This suggests that the vast majority of water used on a human Mars mission is for hygiene purposes with half of all water being used for “laundry” at 12.5 out of 22.1kg/CM/day. (reference Hanford 2004/2005 for this figure).This seems quite fantastical to me. Granted this is an old report (2006) but was/is this even a remotely accurate? If so has anyone carried out any work to see if this amount could be reduced?

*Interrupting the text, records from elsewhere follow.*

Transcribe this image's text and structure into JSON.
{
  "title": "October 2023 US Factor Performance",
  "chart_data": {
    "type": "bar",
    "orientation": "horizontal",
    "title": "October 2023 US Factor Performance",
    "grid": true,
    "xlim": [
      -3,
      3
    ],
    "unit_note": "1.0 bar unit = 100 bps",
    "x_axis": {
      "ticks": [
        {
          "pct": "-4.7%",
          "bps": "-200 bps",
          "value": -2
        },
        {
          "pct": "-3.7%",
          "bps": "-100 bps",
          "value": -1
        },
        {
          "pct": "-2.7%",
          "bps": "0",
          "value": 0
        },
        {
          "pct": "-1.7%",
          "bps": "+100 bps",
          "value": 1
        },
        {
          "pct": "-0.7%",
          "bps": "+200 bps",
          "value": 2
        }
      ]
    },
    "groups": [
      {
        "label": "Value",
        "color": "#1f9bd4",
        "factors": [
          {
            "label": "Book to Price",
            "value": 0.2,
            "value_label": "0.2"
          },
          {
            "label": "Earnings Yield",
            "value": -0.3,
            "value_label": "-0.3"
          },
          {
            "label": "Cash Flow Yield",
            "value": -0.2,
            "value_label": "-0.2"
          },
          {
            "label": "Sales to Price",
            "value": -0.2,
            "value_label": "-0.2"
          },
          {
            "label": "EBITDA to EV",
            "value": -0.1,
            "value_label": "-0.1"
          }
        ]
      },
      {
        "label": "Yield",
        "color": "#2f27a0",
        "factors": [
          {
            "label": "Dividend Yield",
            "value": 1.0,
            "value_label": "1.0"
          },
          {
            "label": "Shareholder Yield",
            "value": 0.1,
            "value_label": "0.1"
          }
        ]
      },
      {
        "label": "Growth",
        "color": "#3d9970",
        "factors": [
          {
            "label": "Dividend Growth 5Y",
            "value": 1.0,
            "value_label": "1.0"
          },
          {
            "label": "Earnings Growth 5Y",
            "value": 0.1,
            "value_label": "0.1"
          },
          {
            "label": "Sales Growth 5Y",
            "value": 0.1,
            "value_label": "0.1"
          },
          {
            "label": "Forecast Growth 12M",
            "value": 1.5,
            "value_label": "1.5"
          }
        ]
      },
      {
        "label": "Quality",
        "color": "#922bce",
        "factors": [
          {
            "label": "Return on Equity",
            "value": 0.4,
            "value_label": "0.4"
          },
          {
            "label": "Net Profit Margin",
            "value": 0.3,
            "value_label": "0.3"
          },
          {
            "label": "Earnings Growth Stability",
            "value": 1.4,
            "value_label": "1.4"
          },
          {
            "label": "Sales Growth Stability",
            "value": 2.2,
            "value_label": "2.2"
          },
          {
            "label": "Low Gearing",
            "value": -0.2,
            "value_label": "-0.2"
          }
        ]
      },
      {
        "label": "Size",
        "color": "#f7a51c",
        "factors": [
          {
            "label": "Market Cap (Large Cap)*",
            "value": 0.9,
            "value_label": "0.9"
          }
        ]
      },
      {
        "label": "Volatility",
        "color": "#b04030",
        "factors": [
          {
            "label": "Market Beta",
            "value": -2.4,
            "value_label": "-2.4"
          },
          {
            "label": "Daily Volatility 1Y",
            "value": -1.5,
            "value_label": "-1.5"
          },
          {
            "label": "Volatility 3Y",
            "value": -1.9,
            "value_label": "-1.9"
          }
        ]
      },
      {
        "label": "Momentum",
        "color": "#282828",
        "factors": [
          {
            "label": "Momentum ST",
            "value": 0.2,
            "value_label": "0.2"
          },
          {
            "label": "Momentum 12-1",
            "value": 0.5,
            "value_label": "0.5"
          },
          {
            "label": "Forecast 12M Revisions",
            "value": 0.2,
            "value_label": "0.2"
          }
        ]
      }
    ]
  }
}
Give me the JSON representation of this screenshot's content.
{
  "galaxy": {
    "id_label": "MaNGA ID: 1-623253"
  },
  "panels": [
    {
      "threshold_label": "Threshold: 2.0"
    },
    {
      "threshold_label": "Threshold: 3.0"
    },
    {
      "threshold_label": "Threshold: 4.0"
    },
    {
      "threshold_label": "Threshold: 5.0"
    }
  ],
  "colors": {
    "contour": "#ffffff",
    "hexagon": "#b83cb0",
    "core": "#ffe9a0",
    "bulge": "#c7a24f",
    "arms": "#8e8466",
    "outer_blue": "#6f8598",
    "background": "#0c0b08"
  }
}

Quote from: Slarty1080 on 03/18/2018 08:54 pmThis suggests that the vast majority of water used on a human Mars mission is for hygiene purposes with half of all water being used for “laundry” at 12.5 out of 22.1kg/CM/day. (reference Hanford 2004/2005 for this figure).This seems quite fantastical to me. Granted this is an old report (2006) but was/is this even a remotely accurate? If so has anyone carried out any work to see if this amount could be reduced?Perhaps by not doing that?This is a 'quite high' figure - I'm pretty sure I'm beating that on laundry use with no special effort at all, just purchasing a moderately efficient washing machine. Examine the assumptions in the original references, and see if they're even slightly plausible.(I am not doing manual labour).You need quite a large amount if you're assuming daily 'normal' showers, as I suspect that may be.You need remarkably less if more water efficient techniques are used.
Good point, although at 12.5kg of clothes per day they could probably wear disposable duffel coats? I think that the report is badly flawed and makes some unrealistic assumptions about water consumption.So is there a more recent report available which uses realistic water quantities? Seems it’s a critical point to get right as even allowing for recycling of water this 12.5kg would equate to many tons of extra water.In early mission planning who or how do they keep track of issues like this? I’m sure this is just scratching the surface. I didn’t look at all the other figures in detail.
https://ntrs.nasa.gov/archive/nasa/casi.ntrs.nasa.gov/20180001338.pdfCopy also attached.
You know this discussion begs the following question: In a climate controlled environment, is clothing actually needed?
The best way to overall reduce water consumption on a Mars transit is just to reduce transit time. At some point, it pays off the extra fuel to make it in 3-4 months instead of 6-9 months, considering you can lower the mass of water, food, radiation shielding, etc. Not to mention reduction of zero g issues when arriving on Mars.Also the R&D money for more efficient ECLSS, shielding, etc can be diverted to more up-mass or more R&D on other topics.IMHO, there might be an initial mission with transit above 4 months, but quickly it will be changed to 3-4 months.
My point is that we keep discussing so many optimizations, like this one or using astronauts without legs to save weight or other nonsense. If we go this path, we will never go to Mars.Optimizations cost money, time and probably some limitations.Either there is a large up mass capability or we will never go there.
The whole laundry/shower thing loses me anyhow. Why would you lose any water? Using the right detergents, grey water is easy to recycle for anything but drinking. You can use it almost directly for growing things.